Several prominent Malaysians were among those shown to have such offshore accounts.
Offshore tax havens are known to have been used by politicians, business people and the wealthy to hide assets worth hundreds of millions of dollars. And this raises a question: is there a difference between tax evasion and tax avoidance?
FMT spoke to tax specialist Veerinderjeet Singh to shed some light on these differences.
What is tax evasion?

According to Veerinderjeet, tax evasion refers to a situation where a person earns taxable income or earnings under the relevant tax legislation but fails to report his or her earnings whether knowingly or unknowingly.
He said this also includes situations where a person under-reports one’s earnings.
“If found guilty of breaking the relevant provisions of the law, then the person could be charged in court and be subjected to a fine or a jail sentence or both.
“However, in most circumstances, the person could voluntarily submit the relevant tax return form and report their income, submit relevant supporting documentation and pay the tax liability due plus the penalty that will be imposed for not complying with the law and submitting the tax return forms on time,” he said.
What is tax avoidance?
Tax avoidance refers to situations where a person uses the law effectively to minimise their tax liability – how much they owe – as the tax legislation may provide various incentives which include double deduction, special deductions and more.
Veerinderjeet said taking advantage of such provisions in the law was perfectly acceptable provided that one was eligible for specific incentives or deductions.
“However, if a person is not entitled or qualified for a special incentive or deduction and goes ahead to claim it, then that will be seen as tax evasion due to the under-reporting of actual taxable income,” he said.
Veerinderjeet also said another side of tax avoidance involved setting up transactions to flow through other entities outside the country after choosing the most tax-efficient country where an entity could be set up.
He noted that Malaysia has over 70 countries with which double taxation agreements have been set up to facilitate trade and impose lower taxes on the rich.
Is tax avoidance okay?
Veerinderjeet explained that there are two types of tax avoidance: taking advantage of existing incentives, and the manipulation of tax laws. The latter, he said, was not ethical.
“For example, if an existing company which has been in a business for some years decides to go into a specific manufacturing activity that is eligible for a tax incentive, it is perfectly legal for it to set up a new company to avoid taxes,” he said.
He said this should be fine as long as there was substance backing the claims.
Meanwhile, manipulating tax laws would be done by arranging the flow of income through a series of intermediary companies (flow-through entities) set up to take advantage of these low or zero withholding taxes in different countries. These intermediary companies have no staff or even an actual office.
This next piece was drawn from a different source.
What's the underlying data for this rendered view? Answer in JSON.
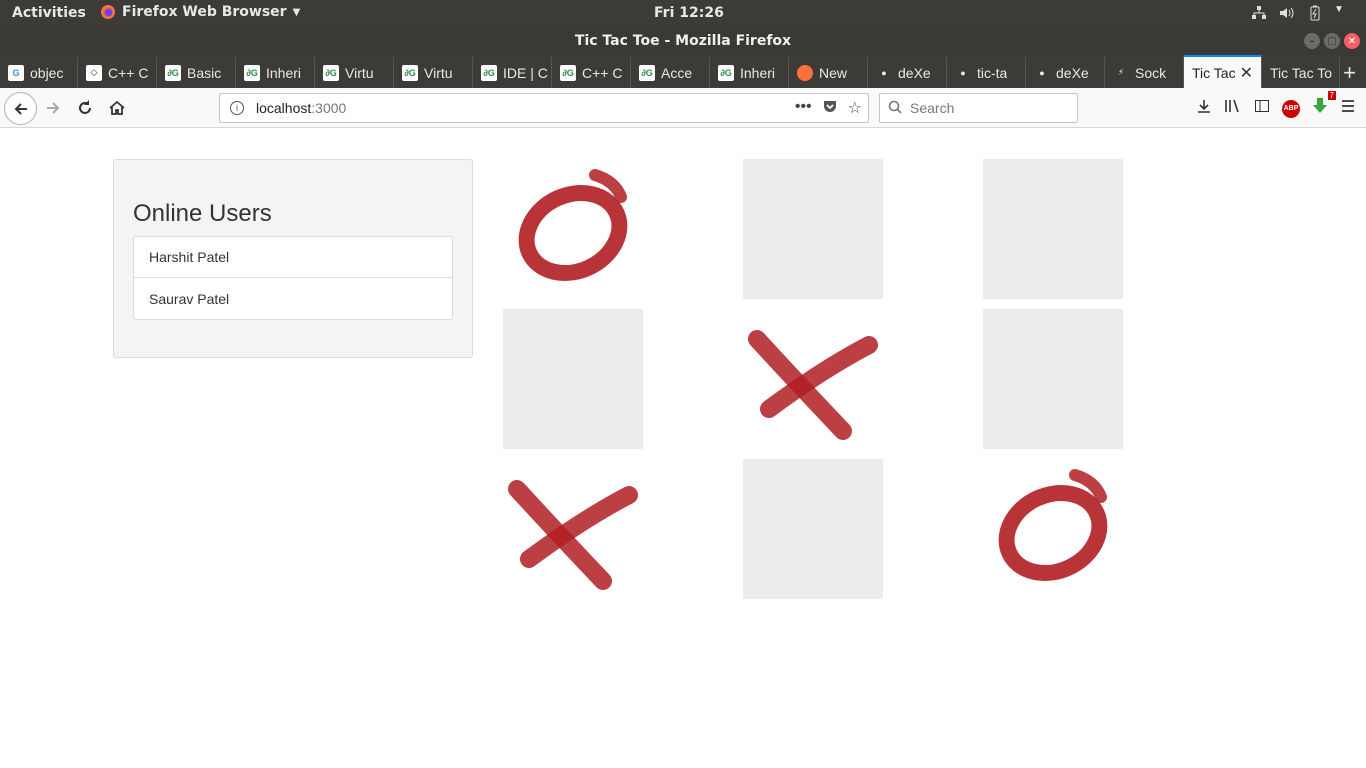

What can be done to fix this?
Veerinderjeet said many countries have been taking steps to challenge these transactions if they are done primarily to take advantage of the tax benefits.
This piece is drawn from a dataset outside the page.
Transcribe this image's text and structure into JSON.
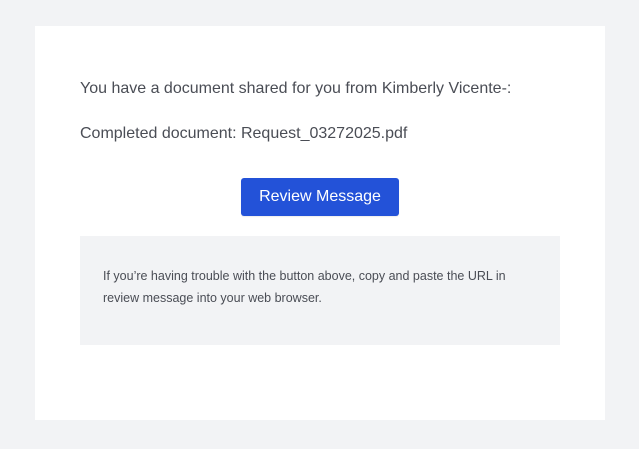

“Similarly, such measures can also be done within Malaysia and be challenged by the relevant tax legislation through anti-avoidance rules,” he said.
He added that one must be able to justify why a specific flow of transactions was relevant or why specific entities needed to be set up.
“If the objective of flow-through entities is to take advantage of tax benefits with no business or commercial rationale, the transaction can be challenged by the tax authorities under the Income Tax Act 1967 (Section 140).
“In which case, penalties will also be imposed for claiming or deducting a lower amount of taxes,” he said.